Case study: Discovering the right problem to solve

Rooted in packaged goods, Vince Tseng and Matt Suggs recognized the market opportunity to help facilitate product commercialization by building and streamlining the relationship between brands and manufacturing partners. 

Also, like many start-ups, PartnerSlate was a lean team and needed support to make its business model scalable. 

Securing Series Seed funding meant time was of the essence. So PartnerSlate turned to Sightglass Partners’ Jessi O’Neill to provide expertise on user experience and product development. 

For O’Neill, this meant filling in all the gaps quickly. This involved working with the CTO to pare down PartnerSlate’s Proof of Concept and focus on what needed to be learned to determine early product-market fit. The team needed to be aligned on an end-to-end flow that gave PartnerSlate’s internal matching specialists the intel needed while integrating with their current tools and processes. O’Neill also worked with the development and business teams to turn the Proof of Concept into workable software that PartnerSlate could release. All of this took place while O’Neill onboarded a new Product lead. 

In addition to running the roadmap, O’Neill began researching with current and potential users (in this case, co-manufacturers or ‘co-mans’) to understand why the business model wasn’t scaling as anticipated. 

O’Neill interviewed brands and co-manufacturers to prioritize their pain points and identify areas where PartnerSlate was uniquely positioned to help. 

Since Tseng and Suggs came from the CPG industry, PartnerSlate was focused on building a better, more tailored project management tool for co-manufacturers and brands. But Jessi’s research into further market opportunities showed that creating a marketplace that matched brands with co-manufacturers was a lightweight and scalable business that would engage the industry. 

From the co-mans’ perspective, 90% or more of inquiries weren’t a good fit for their capabilities or capacity, meaning a lot of time was spent on qualifying leads.

Solving that problem was something PartnerSlate could effectively do. Its database of nearly 6,000 co-mans across North America is the first to offer detailed data about the capabilities and capacity of each manufacturer. This allows co-mans to access quality leads whenever needed — because all the vetting is already done. Once connected, PartnerSlate’s engagement platform helps both parties streamline the discovery and technical review process. 

“Because we were subject matter experts, we felt we had a clear understanding of our product market fit, and we had VCs wanting to invest,” explains Tseng. “The research Sightglass conducted gave us confidence in the decision to flip the script and make a pivot we suspected would be better for the business and allow us to bring the product online in a much faster, scalable way. Our original project management tools are still relevant and give PartnerSlate its stickiness factor, but it’s no longer the driver.” 

“So many manufacturers were already using some sort of project management tool,” adds Tseng. “And even though that tool may be subpar, it required too much effort to switch. By recognizing if we solved this match-making problem over here, which we could easily do, now THAT was something people will come back for and be excited to use.”

O’Neill and the PartnerSlate team quickly validated this new value proposition by producing a proof of concept. By ensuring the right questions were asked of the right people at the right time, PartnerSlate and Sightglass transformed that proof of concept into a Beta within a month. During that time, Sightglass helped onboard a permanent product lead to take them through the next phase of growth. 

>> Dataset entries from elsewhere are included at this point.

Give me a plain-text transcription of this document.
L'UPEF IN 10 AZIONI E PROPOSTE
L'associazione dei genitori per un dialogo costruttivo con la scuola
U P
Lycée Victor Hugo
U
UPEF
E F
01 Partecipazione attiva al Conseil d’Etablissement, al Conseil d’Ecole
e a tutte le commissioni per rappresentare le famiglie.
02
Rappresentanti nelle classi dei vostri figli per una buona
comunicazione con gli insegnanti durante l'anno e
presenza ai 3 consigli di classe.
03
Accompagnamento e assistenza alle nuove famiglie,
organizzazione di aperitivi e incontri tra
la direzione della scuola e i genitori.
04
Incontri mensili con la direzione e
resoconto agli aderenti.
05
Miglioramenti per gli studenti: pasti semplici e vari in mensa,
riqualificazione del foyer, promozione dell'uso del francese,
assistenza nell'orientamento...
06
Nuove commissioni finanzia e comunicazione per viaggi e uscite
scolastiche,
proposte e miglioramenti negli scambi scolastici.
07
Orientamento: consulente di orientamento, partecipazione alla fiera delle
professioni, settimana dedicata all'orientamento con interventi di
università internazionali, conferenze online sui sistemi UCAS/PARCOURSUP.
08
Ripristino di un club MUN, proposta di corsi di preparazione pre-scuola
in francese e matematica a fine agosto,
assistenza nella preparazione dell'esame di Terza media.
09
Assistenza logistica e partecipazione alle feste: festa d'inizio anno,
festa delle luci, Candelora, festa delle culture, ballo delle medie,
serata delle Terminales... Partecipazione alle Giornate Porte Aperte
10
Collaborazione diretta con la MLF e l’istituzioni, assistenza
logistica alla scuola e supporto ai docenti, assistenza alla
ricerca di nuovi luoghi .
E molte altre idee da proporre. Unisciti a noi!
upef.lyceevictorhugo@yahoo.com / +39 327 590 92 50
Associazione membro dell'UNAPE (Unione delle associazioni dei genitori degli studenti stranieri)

“Even though PartnerSlate had a solid culture where they were constantly challenging assumptions, they still were a bit stuck in their heads,” observed O’Neill. “With a start-up, there’s so much work to be done and so many hats to be worn, sometimes the hardest thing to do is step back and question what seems obvious — what you think you know. Questions like: Are we targeting this group of people? What is the value proposition to these people? Why would they be willing to pay this? 

O’Neill gives props to Tseng and Suggs for allowing Sightglass to step in, challenge the assumptions being made, do the research, and change the perspective on the problem to solve — and ultimately — the value proposition that would solve that problem. 

“But I think he saw what many of our clients see,” says O’Neill. ”That all of us are very much in love with what we do, and we’re invested in providing actual answers.”